Perichondritis is inflammation of the perichondrium, a layer of connective tissue which surrounds cartilage. A common form, auricular perichondritis (perichondritis auriculae) involves infection of the pinna due to infection of traumatic or surgical wound or the spread of inflammation into depth (e.g. Infected transcartilaginous ear piercings). It may lead to severe deformation of the pinna if not treated vigorously with IV antibiotics. The causative organism is usually Pseudomonas aeruginosa. A rare form is laryngeal perichondritis (perichondritis laryngis). It develops suddenly due to an injury, virulent organisms or compromised immune status of the host, and also affects cartilage of the larynx.
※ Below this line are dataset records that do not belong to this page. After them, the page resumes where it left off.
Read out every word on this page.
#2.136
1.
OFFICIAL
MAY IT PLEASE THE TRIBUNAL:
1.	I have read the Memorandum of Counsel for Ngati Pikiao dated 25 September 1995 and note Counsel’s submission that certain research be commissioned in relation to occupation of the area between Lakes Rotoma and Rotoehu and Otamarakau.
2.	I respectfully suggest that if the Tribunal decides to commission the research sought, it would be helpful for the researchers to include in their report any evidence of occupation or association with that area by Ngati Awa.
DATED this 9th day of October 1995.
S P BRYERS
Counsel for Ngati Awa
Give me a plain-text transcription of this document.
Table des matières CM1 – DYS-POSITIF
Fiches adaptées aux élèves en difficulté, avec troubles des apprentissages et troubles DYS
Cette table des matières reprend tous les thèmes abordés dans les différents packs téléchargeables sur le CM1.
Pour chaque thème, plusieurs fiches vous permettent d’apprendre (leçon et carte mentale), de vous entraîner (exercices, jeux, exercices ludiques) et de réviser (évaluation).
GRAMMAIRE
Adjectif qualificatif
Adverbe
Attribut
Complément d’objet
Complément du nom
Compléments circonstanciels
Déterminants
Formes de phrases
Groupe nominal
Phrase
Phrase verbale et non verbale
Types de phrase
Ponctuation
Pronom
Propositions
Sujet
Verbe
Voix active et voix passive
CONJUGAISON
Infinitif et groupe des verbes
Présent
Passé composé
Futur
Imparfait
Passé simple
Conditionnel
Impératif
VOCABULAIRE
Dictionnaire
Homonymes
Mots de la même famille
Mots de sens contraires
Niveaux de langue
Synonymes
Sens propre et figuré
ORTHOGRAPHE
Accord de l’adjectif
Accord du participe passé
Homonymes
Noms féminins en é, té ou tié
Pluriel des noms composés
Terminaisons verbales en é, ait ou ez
This may result in deformations and stenoses.

== Signs and symptoms ==
Signs of perichondritis or chondritis in patients with an embedded earring are similar (these include pain, swelling and erythema of the overlying skin) and fluctuant swelling indicate an abscess that we should drain (typically associated with chondritis). Clinically, perichondritis can be differentiated from cellulitis of the pinna, in that the first usually does not involve the earlobe.

In serious cases pus appears between the perichondrium and cartilage. Purulent melting of auricular cartilage takes place. Dead tissue tears away, as a result, auricle deforms strongly and becomes shrunken.